Formed in 1999 as a duo of female guitarist Pirako Kurenai and male guitarist Kageo, Suishou no Fune have been making some of the most charmingly chaotic dream music coming out of Japan. Their sound contains subcutaneous elements of no-wave energy mixed with psychedelic rock à la early Fushitsusha or Kousokuya. Other songs approach balladry with oddly beautiful twinned vocals and distorted guitars. They have performed around Tokyo with a list of people who could succinctly be described as everybody and were even invited to play Scotland’s Weekend festival in 2005.

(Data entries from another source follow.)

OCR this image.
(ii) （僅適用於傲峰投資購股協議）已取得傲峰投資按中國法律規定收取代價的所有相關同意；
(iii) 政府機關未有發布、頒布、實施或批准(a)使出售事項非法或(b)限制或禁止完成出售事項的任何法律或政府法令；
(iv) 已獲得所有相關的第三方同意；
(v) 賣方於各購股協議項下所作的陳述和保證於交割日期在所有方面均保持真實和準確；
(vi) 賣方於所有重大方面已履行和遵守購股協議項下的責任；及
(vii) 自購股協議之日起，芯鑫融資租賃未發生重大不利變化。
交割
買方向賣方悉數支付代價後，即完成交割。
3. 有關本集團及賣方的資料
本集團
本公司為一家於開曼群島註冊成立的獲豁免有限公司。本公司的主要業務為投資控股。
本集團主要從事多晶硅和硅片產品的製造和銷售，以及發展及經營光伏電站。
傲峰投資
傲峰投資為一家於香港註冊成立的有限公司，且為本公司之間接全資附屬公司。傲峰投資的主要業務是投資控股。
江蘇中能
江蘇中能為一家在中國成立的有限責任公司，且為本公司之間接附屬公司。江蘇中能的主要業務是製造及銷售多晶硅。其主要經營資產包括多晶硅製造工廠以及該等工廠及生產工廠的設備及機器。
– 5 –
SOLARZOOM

“The group’s sound runs from massively distended nod-outs that recall parts of the first Fushitsusha album through weird duo tracks that orbit a parallel universe where late-period John Fahey was the prime influence on Charalambides, infernal Dead C/Gate style guitar abuse and achingly beautiful comedown ballads. The twin vocalists are massively different in their approach, with Pirako singing in a high wayward style that's all throat and no lungs while Kageo works from the other end of the pipes with a ripped Father Yod/Jim Morrison/Keiji Haino polyglot. Simply one of the greatest out-of-nowhere groups to come out of the Tokyo underground in years and the undisputed stars of PSF’s recent Tokyo Flashback 5 compilation.”—Volcanic Tongue
Suishou no Fune originated in Tokyo's fertile psychedelic scene. After landing a spot on PSF's Tokyo Flashback 5 and releasing Where the Spirits Are in 2006, the group ventured out from Japan and took every opportunity to play across the United States and Europe. During one of these trips in the spring of 2007, the group-- down to the crucial duo of Pirako and Kurenai-- went into a recording studio for a few days and laid down eight massive new tracks. Two tracks, chosen by the group—"Becoming a Flower" and "Till We Meet Again"—appear on this special vinyl edition. Much about Suishou no Fune has had to do with volume, but this new set of duets adds forays into starker songwriting and a languid serenity that works to make one feel as if it were necessary to hold one's breath through the entire album.